Siempre que se piensa en Dios como siendo entera­mente en el tiempo, hay una tendencia a considerarlo más bien como un ser "numinoso" que como un ser moral; un Dios de mero inmitigado Poder más bien que un Dios de Poder, Sabiduría y Amor; un inescrutable y peligroso potentado que hay que aplacar con sacrificios, no un Espíritu que hay que adorar en espíritu. Todo esto es harto natural; pues el tiempo es un perpetuo perecer y un Dios que es enteramente en el tiempo es un Dios que destruye tan rápidamente como crea. La Naturaleza es tan incomprensiblemente aterradora como bella y dadi­vosa. Si lo Divino no trasciende el orden temporal en que es inmanente, y si el espíritu humano no trasciende su alma ligada al tiempo, no hay entonces posibilidad de "justificar la conducta de Dios para con el hombre". Dios, según se manifiesta en el universo, es el irresistible Ser que habla a Job desde el torbellino y cuyos emblemas son Behemot y Leviatán, el caballo de batalla y el águila. Es este mismo Ser el descrito en el apocalíptico capítulo once del Bhagavad Gita. "Oh Supremo Espíritu —dice Arjuna, dirigiéndose al Krishna que él sabe encarnación de la Divinidad—, anhelo ver tu forma Isvara"; esto es, su forma como Dios del mundo, la Naturaleza, el orden temporal. Krishna contesta: "Verás el universo entero, con todas las cosas animadas e inanimadas, dentro de este cuerpo mío." La reacción de Arjuna ante la revela­ción es de asombro y temor.


Ah, Dios mío, veo a todos los dioses dentro de tu cuerpo;

cada una en su grado, la multitud de criaturas; veo a Brahma sentado sobre su loto veo a los sabios y las serpientes sagradas. Forma universal, te veo sin límite, infinita en ojos, brazos, bocas y vientres; veo, y no hallo fin, medio ni comienzo.

Sigue un largo pasaje, que se extiende sobre la omni­potencia y el absoluto alcance de Dios en su forma Isvara.

Luego cambia la cualidad de la visión, y Arjuna advierte, trémulo y temeroso, que el Dios del universo es un Dios así de destrucción como de creación.

Ahora, con terribles colmillos, rechinan tus bocas, llameantes como los fuegos matutinos del día final... Norte, sur, este y oeste parecen confundirse... ¡Señor de los devas, morada del mundo, ten misericor­dia!...

Rápidos como ríos corriendo hacia el océano, se precipitan los héroes en tus fauces de fuego, como alevillas que buscan la llama de su destrucción.
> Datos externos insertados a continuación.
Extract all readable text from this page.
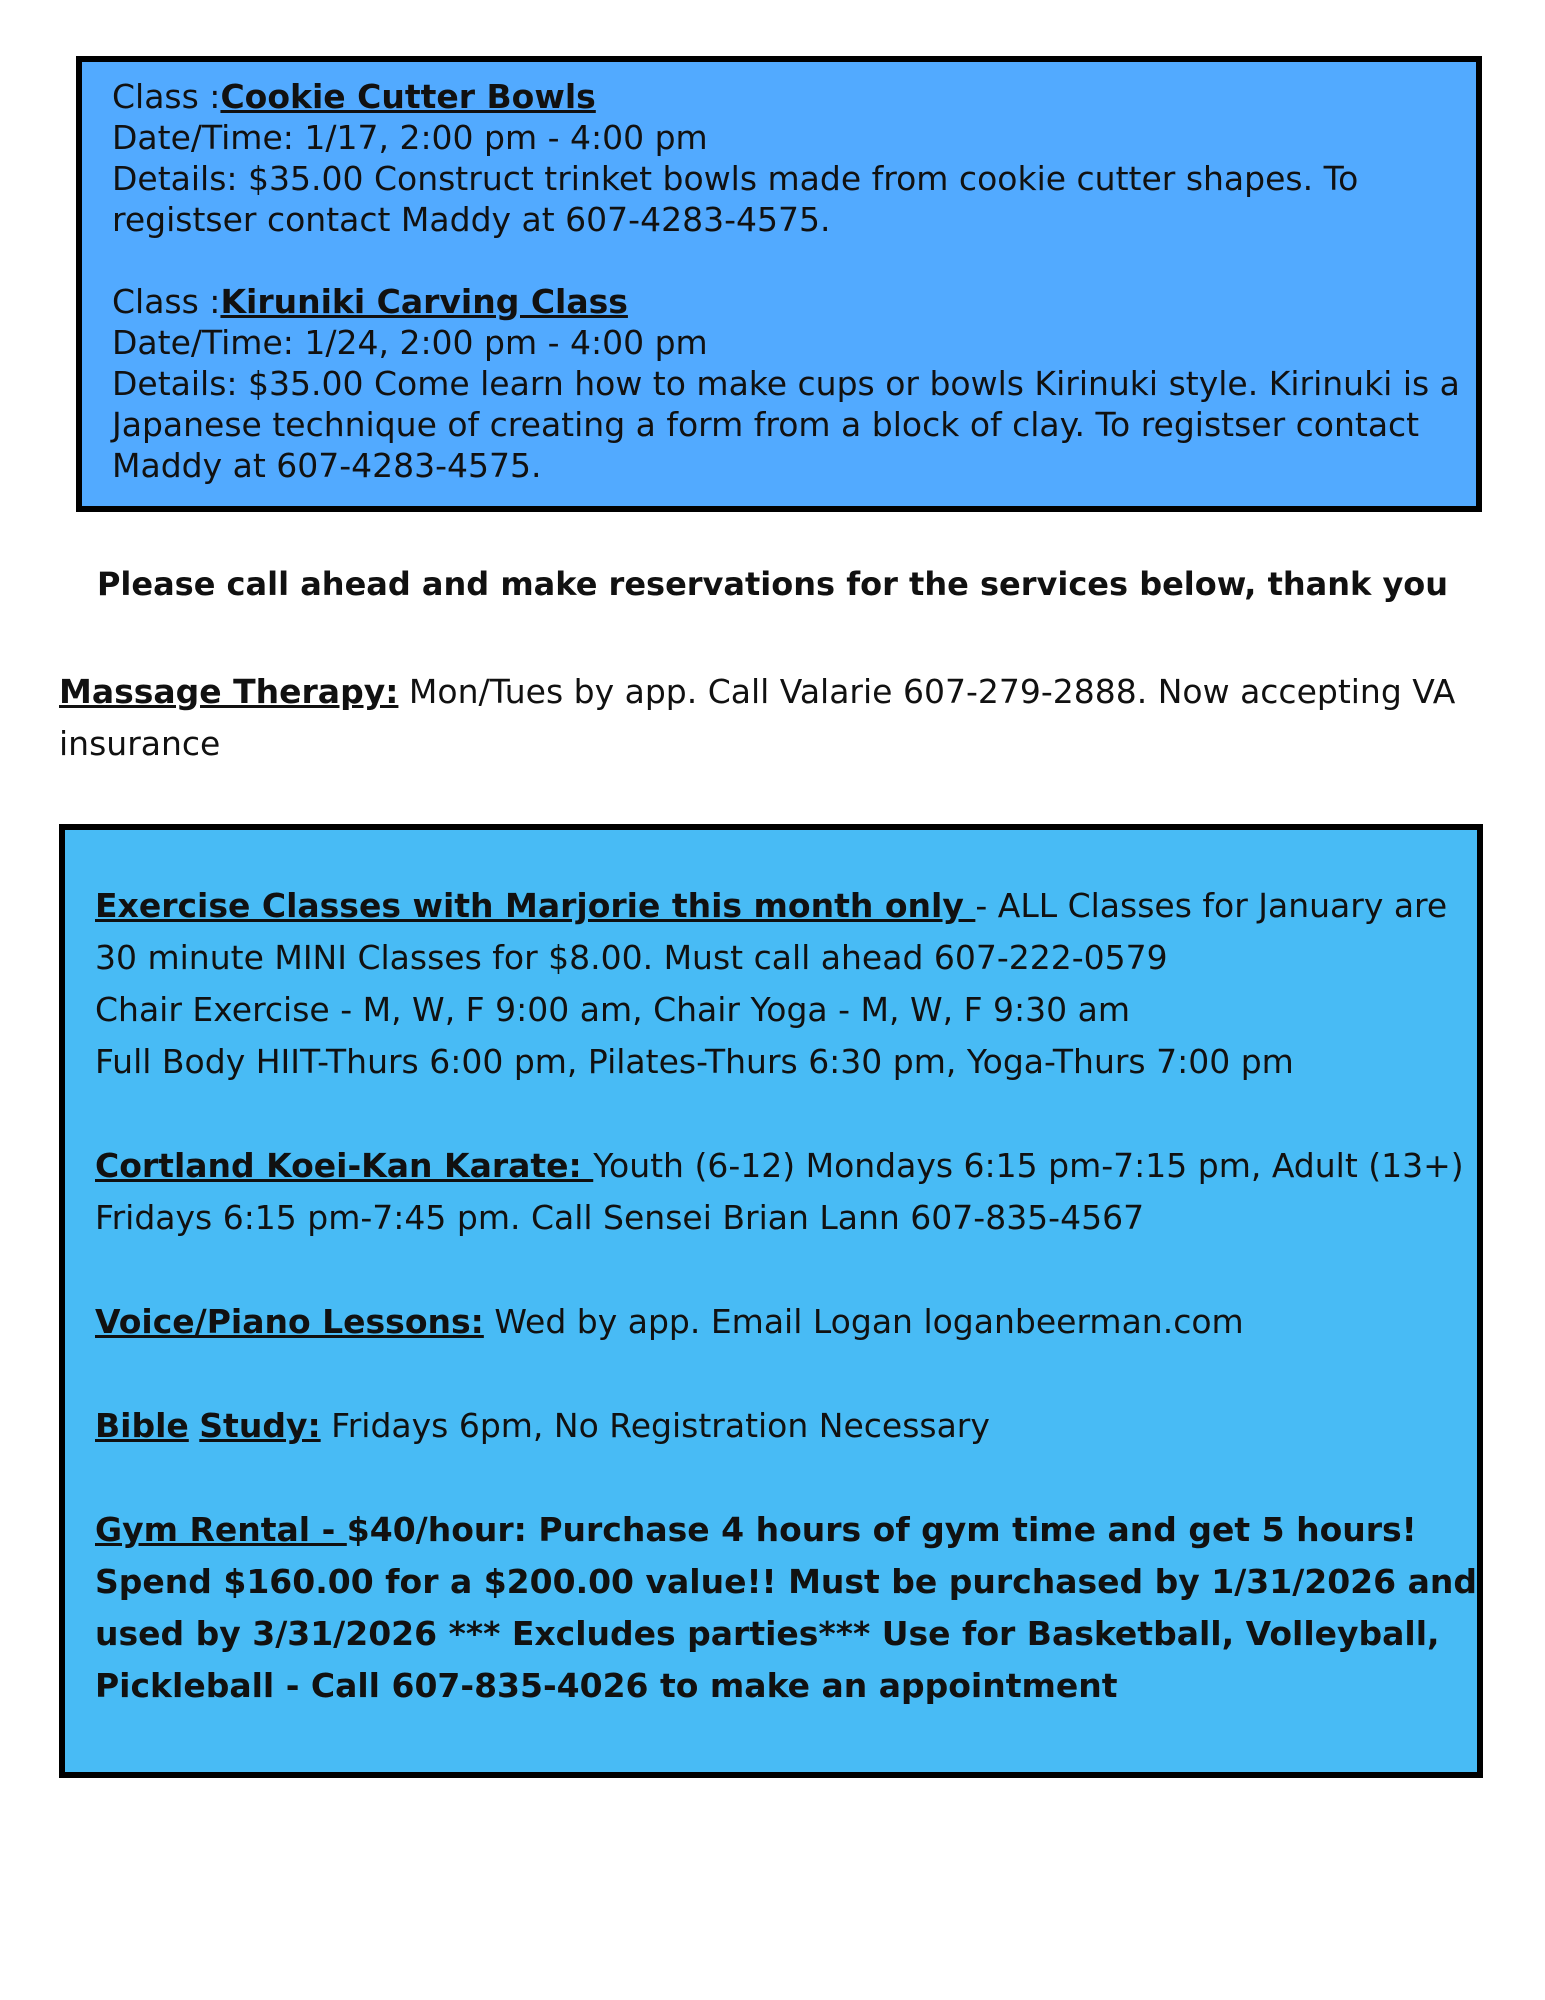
Class :Cookie Cutter Bowls
Date/Time: 1/17, 2:00 pm - 4:00 pm
Details: $35.00 Construct trinket bowls made from cookie cutter shapes. To
registser contact Maddy at 607-4283-4575.
Class :Kiruniki Carving Class
Date/Time: 1/24, 2:00 pm - 4:00 pm
Details: $35.00 Come learn how to make cups or bowls Kirinuki style. Kirinuki is a
Japanese technique of creating a form from a block of clay. To registser contact
Maddy at 607-4283-4575.
Please call ahead and make reservations for the services below, thank you
Massage Therapy: Mon/Tues by app. Call Valarie 607-279-2888. Now accepting VA
insurance
Exercise Classes with Marjorie this month only - ALL Classes for January are
30 minute MINI Classes for $8.00. Must call ahead 607-222-0579
Chair Exercise - M, W, F 9:00 am, Chair Yoga - M, W, F 9:30 am
Full Body HIIT-Thurs 6:00 pm, Pilates-Thurs 6:30 pm, Yoga-Thurs 7:00 pm
Cortland Koei-Kan Karate: Youth (6-12) Mondays 6:15 pm-7:15 pm, Adult (13+)
Fridays 6:15 pm-7:45 pm. Call Sensei Brian Lann 607-835-4567
Voice/Piano Lessons: Wed by app. Email Logan loganbeerman.com
Bible Study: Fridays 6pm, No Registration Necessary
Gym Rental - $40/hour: Purchase 4 hours of gym time and get 5 hours!
Spend $160.00 for a $200.00 value!! Must be purchased by 1/31/2026 and
used by 3/31/2026 *** Excludes parties*** Use for Basketball, Volleyball,
Pickleball - Call 607-835-4026 to make an appointment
De cabeza se zambullen en ti y perecen...

Dime quién eres y fuiste desde el comienzo, tú, el de aspecto sombrío. ¡Oh Dios de dioses muestra tu gracia!

Recibe mi homenaje, Señor. De mí se ocultan tus mo­dos. "Díme quién eres." La respuesta es clara e inequívoca.

Vine como Tiempo, el asolador de los pueblos, dispuesto para la hora que madura su ruina.
Pero el Dios que viene tan terriblemente como Tiempo también existe sin tiempo como la Divinidad, el Brahm cuya esencia es Sat, Chit, Ananda, Ser, Advertimiento, Beatitud; y dentro y más allá de la psique del hombre, temporalmente torturada, está su espíritu, "increado e increable", como dice Eckhart, el Atman que es afín al Brahm, o aun idéntico a él. El Gita, como todas las demás formulaciones de la Filosofía Perenne, justifica la conduc­ta de Dios hacia el hombre afirmando —y la afirmación se basa en la observación y la experiencia inmediata— que el hombre puede, si lo desea, morir para su separado yo personal y así llegar a la unión con el eterno Espíritu. Afirma, asimismo, que el Avatar viene a encarnarse para ayudar a los seres humanos a lograr esta unión. Lo hace de tres modos: enseñando la verdadera doctrina en un mundo cegado por la ignorancia voluntaria; invitando a las almas a un "amor carnal" de su humanidad, no como un fin en sí mismo, sino como medio para un espiritual amor-conocimiento del Espíritu; y finalmente, sirviendo como cauce de gracia.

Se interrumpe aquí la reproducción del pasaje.